Не это ли называют житейской мудростью?
– Набор шпилек из серебра и черепахового панциря, – прочитал я, развернув список. – Шпильки исполнены в виде цветов хризантемы, сливы, орхидеи и бамбука. Хранились в мешочке из белого шелка с вышитыми ирисами. Дата кражи, имя потерпевшего.
– Украдено из усадьбы Хасимото Цугавы, – Хизэши прихлебывал саке мелкими глотками. – Вы, кажется, знакомы?
– Шпильки из золота с кораллами, – я оставил вопрос без ответа. – Изготовлены в форме шлема, украшенного гирляндами цветов. Хранились в мешочке из желтой шерстяной ткани с вышитым бамбуком. Дата кражи, имя потерпевшего.
– Дорогое украшение, – оценил Хизэши. – Кстати, вынесено снова у Цугавы.
Я вспомнил усадьбу господина Цугавы.

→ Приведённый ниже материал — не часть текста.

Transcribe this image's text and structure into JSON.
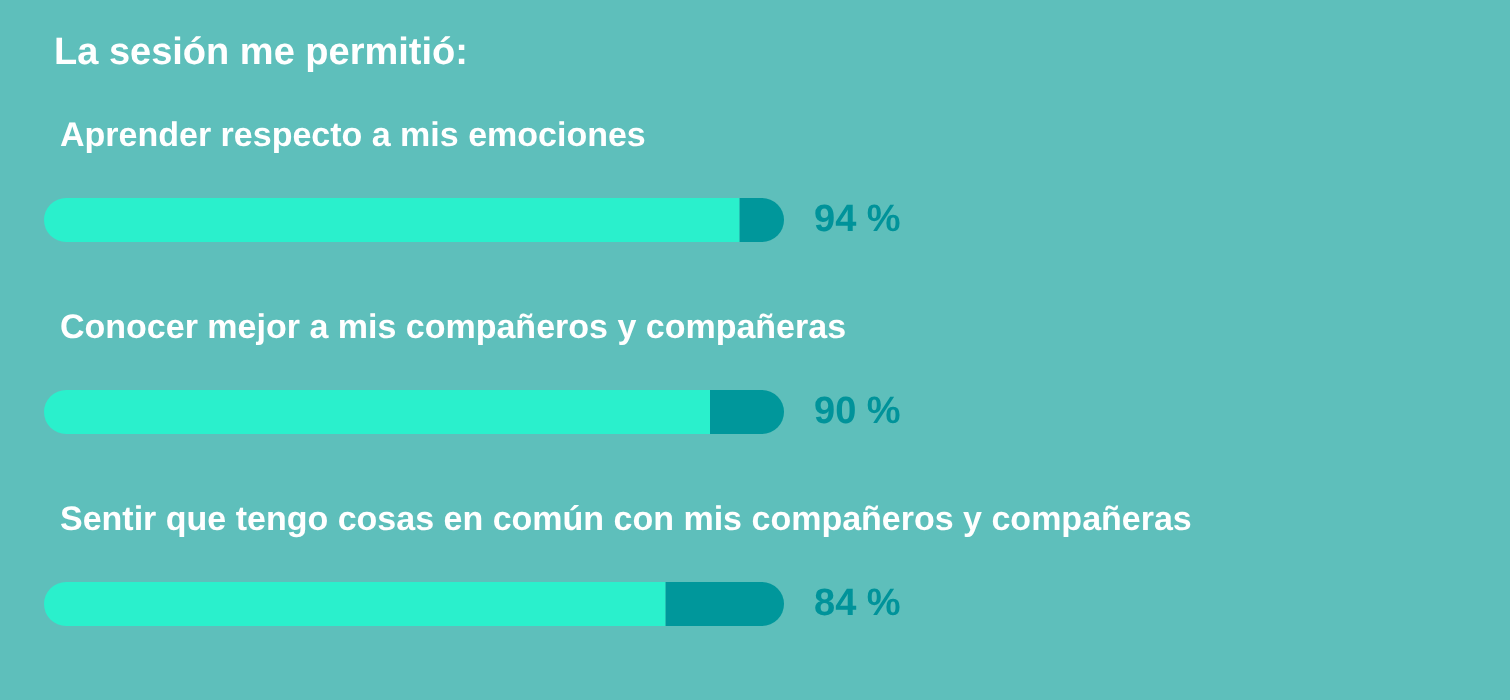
{
  "chart_data": {
    "type": "bar",
    "orientation": "horizontal",
    "stacked": true,
    "title": "La sesión me permitió:",
    "categories": [
      "Aprender respecto a mis emociones",
      "Conocer mejor a mis compañeros y compañeras",
      "Sentir que tengo cosas en común con mis compañeros y compañeras"
    ],
    "series": [
      {
        "color": "#2af0cc",
        "values": [
          94,
          90,
          84
        ],
        "value_labels": [
          "94 %",
          "90 %",
          "84 %"
        ]
      },
      {
        "color": "#00979b",
        "values": [
          6,
          10,
          16
        ]
      }
    ],
    "xlim": [
      0,
      100
    ],
    "tick_labels": "y",
    "grid": false
  }
}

Маленькая крепость, стража, привратник. Бирки на въезде и выезде. Тиба и впрямь Ловкач, если пробрался туда дважды! Нет, трижды, тут дальше указано. Даже под покровом ночной темноты это подвиг.

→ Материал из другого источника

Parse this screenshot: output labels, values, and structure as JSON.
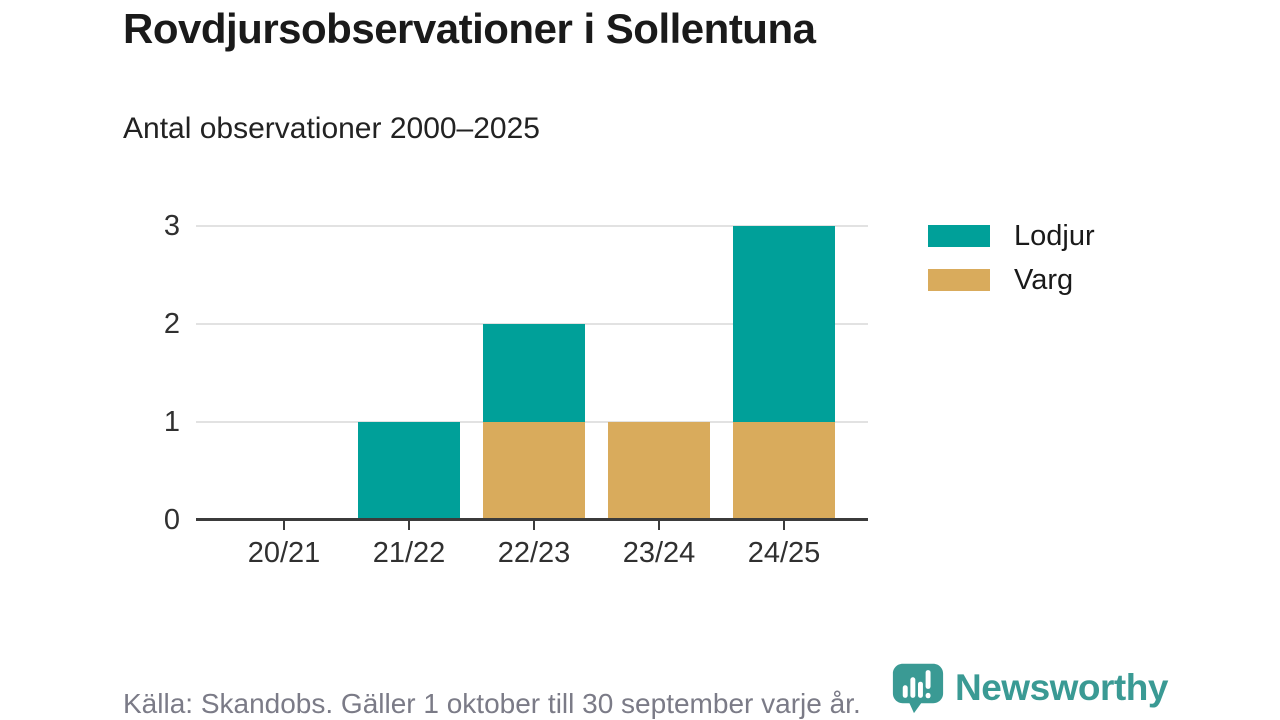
{
  "title": "Rovdjursobservationer i Sollentuna",
  "subtitle": "Antal observationer 2000–2025",
  "chart_data": {
    "type": "bar",
    "stacked": true,
    "title": "Rovdjursobservationer i Sollentuna",
    "subtitle": "Antal observationer 2000–2025",
    "categories": [
      "20/21",
      "21/22",
      "22/23",
      "23/24",
      "24/25"
    ],
    "series": [
      {
        "name": "Varg",
        "color": "#d9ab5c",
        "values": [
          0,
          0,
          1,
          1,
          1
        ]
      },
      {
        "name": "Lodjur",
        "color": "#00a099",
        "values": [
          0,
          1,
          1,
          0,
          2
        ]
      }
    ],
    "totals": [
      0,
      1,
      2,
      1,
      3
    ],
    "legend_order": [
      "Lodjur",
      "Varg"
    ],
    "legend_position": "right-top",
    "xlabel": "",
    "ylabel": "",
    "ylim": [
      0,
      3
    ],
    "yticks": [
      0,
      1,
      2,
      3
    ],
    "grid": "horizontal"
  },
  "colors": {
    "lodjur": "#00a099",
    "varg": "#d9ab5c",
    "gridline": "#e2e2e2",
    "axis": "#3b3b3b",
    "brand_teal": "#3a9a94"
  },
  "footer": {
    "source": "Källa: Skandobs. Gäller 1 oktober till 30 september varje år.",
    "brand": "Newsworthy"
  }
}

– Набор игральных карт в лаковом футляре. Узор по футляру присыпан золотым порошком. Шнуры украшены костяным нэцкэ, изображающим Фукурокудзю, божество долголетия и мудрых поступков…

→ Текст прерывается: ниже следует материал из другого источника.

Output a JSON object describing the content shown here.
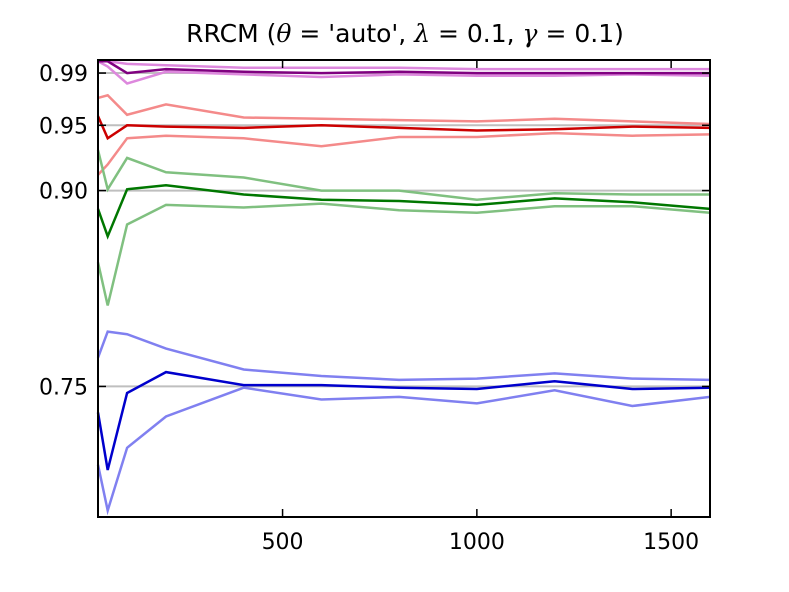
{
  "chart_data": {
    "type": "line",
    "title": {
      "prefix": "RRCM (",
      "theta": "θ",
      "theta_value": " = 'auto', ",
      "lambda": "λ",
      "lambda_value": " = 0.1, ",
      "gamma": "γ",
      "gamma_value": " = 0.1)"
    },
    "xlim": [
      25,
      1600
    ],
    "ylim": [
      0.65,
      1.0
    ],
    "xticks": [
      500,
      1000,
      1500
    ],
    "xtick_labels": [
      "500",
      "1000",
      "1500"
    ],
    "yticks": [
      0.75,
      0.9,
      0.95,
      0.99
    ],
    "ytick_labels": [
      "0.75",
      "0.90",
      "0.95",
      "0.99"
    ],
    "reference_lines": [
      0.75,
      0.9,
      0.95,
      0.99
    ],
    "grid": false,
    "x": [
      25,
      50,
      100,
      200,
      400,
      600,
      800,
      1000,
      1200,
      1400,
      1600
    ],
    "colors": {
      "purple_center": "#800080",
      "purple_band": "#dd88dd",
      "red_center": "#cc0000",
      "red_band": "#f48a8a",
      "green_center": "#007700",
      "green_band": "#80c080",
      "blue_center": "#0000cc",
      "blue_band": "#8080f0",
      "reference": "#bfbfbf"
    },
    "series": [
      {
        "role": "band-upper",
        "color_key": "purple_band",
        "values": [
          0.999,
          0.999,
          0.997,
          0.996,
          0.994,
          0.994,
          0.994,
          0.993,
          0.993,
          0.993,
          0.993
        ]
      },
      {
        "role": "center",
        "color_key": "purple_center",
        "values": [
          0.999,
          0.999,
          0.99,
          0.993,
          0.991,
          0.99,
          0.991,
          0.99,
          0.99,
          0.99,
          0.99
        ]
      },
      {
        "role": "band-lower",
        "color_key": "purple_band",
        "values": [
          0.999,
          0.995,
          0.982,
          0.991,
          0.989,
          0.987,
          0.989,
          0.988,
          0.988,
          0.989,
          0.988
        ]
      },
      {
        "role": "band-upper",
        "color_key": "red_band",
        "values": [
          0.971,
          0.973,
          0.958,
          0.966,
          0.956,
          0.955,
          0.954,
          0.953,
          0.955,
          0.953,
          0.951
        ]
      },
      {
        "role": "center",
        "color_key": "red_center",
        "values": [
          0.957,
          0.94,
          0.95,
          0.949,
          0.948,
          0.95,
          0.948,
          0.946,
          0.947,
          0.949,
          0.948
        ]
      },
      {
        "role": "band-lower",
        "color_key": "red_band",
        "values": [
          0.912,
          0.92,
          0.94,
          0.942,
          0.94,
          0.934,
          0.941,
          0.941,
          0.944,
          0.942,
          0.943
        ]
      },
      {
        "role": "band-upper",
        "color_key": "green_band",
        "values": [
          0.931,
          0.901,
          0.925,
          0.914,
          0.91,
          0.9,
          0.9,
          0.893,
          0.898,
          0.897,
          0.897
        ]
      },
      {
        "role": "center",
        "color_key": "green_center",
        "values": [
          0.886,
          0.865,
          0.901,
          0.904,
          0.897,
          0.893,
          0.892,
          0.889,
          0.894,
          0.891,
          0.886
        ]
      },
      {
        "role": "band-lower",
        "color_key": "green_band",
        "values": [
          0.845,
          0.812,
          0.874,
          0.889,
          0.887,
          0.89,
          0.885,
          0.883,
          0.888,
          0.888,
          0.883
        ]
      },
      {
        "role": "band-upper",
        "color_key": "blue_band",
        "values": [
          0.772,
          0.792,
          0.79,
          0.779,
          0.763,
          0.758,
          0.755,
          0.756,
          0.76,
          0.756,
          0.755
        ]
      },
      {
        "role": "center",
        "color_key": "blue_center",
        "values": [
          0.73,
          0.686,
          0.745,
          0.761,
          0.751,
          0.751,
          0.749,
          0.748,
          0.754,
          0.748,
          0.749
        ]
      },
      {
        "role": "band-lower",
        "color_key": "blue_band",
        "values": [
          0.69,
          0.655,
          0.703,
          0.727,
          0.749,
          0.74,
          0.742,
          0.737,
          0.747,
          0.735,
          0.742
        ]
      }
    ]
  }
}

Хизэши отставил пустую чашку:
– А это уже у князя! Любимый набор господина. Карты рисовал Исаку Курода, нэцкэ резал Итагава Кано. Князь высоко ценит их талант. Кто бы знал, как огорчился весь клан Сакамото, когда карты пропали!
Жестом я показал хозяину лапшичной, чтобы нес еще саке.
– Мешочек со шпильками, – задумчиво произнес я, дожидаясь новой бутылочки. – Тиба проник в усадьбу и вынес один мешочек, судя по дате. Затем проник в усадьбу во второй раз и снова взял только мешочек, но уже с другими шпильками. У князя он взял дорогой набор карт. И опять удалился, не прихватив больше ничего.
Хизэши кивнул.
– Судя по списку, так везде: он берет, скажем, изумрудное ожерелье и удаляется. Если он хочет что-то еще украсть из той же самой усадьбы, он является заново, в другую ночь. Что это, беспечность? Наглость? Демонстрация ловкости? Неуловимости?
– Бравада, – согласился Хизэши. – О, вот и выпивка!
Он принялся разливать саке.
– Кстати, Рэйден-сан! – Хизэши подвинул полную чашку ко мне, взял вторую. – Чуть не забыл! Этого вы в списке не найдете. Это сказал мне сослуживец, который занимался делом Тибы. Вор брал лишь то, что плохо лежит. Валялось на тумбочке, на алтаре, на столе. Было оставлено у спального ложа. Хранилось в шкафу на открытых полках. Если место хранения ценностей было заперто – вор не пытался его взломать или отпереть. Я уверен, Тиба боялся шума. Услышь кто, как он возится с замком, и Ловкача схватили бы гораздо раньше.
– Может, и так, – согласился я. – Вы не возражаете, если я заплачу за наш ужин?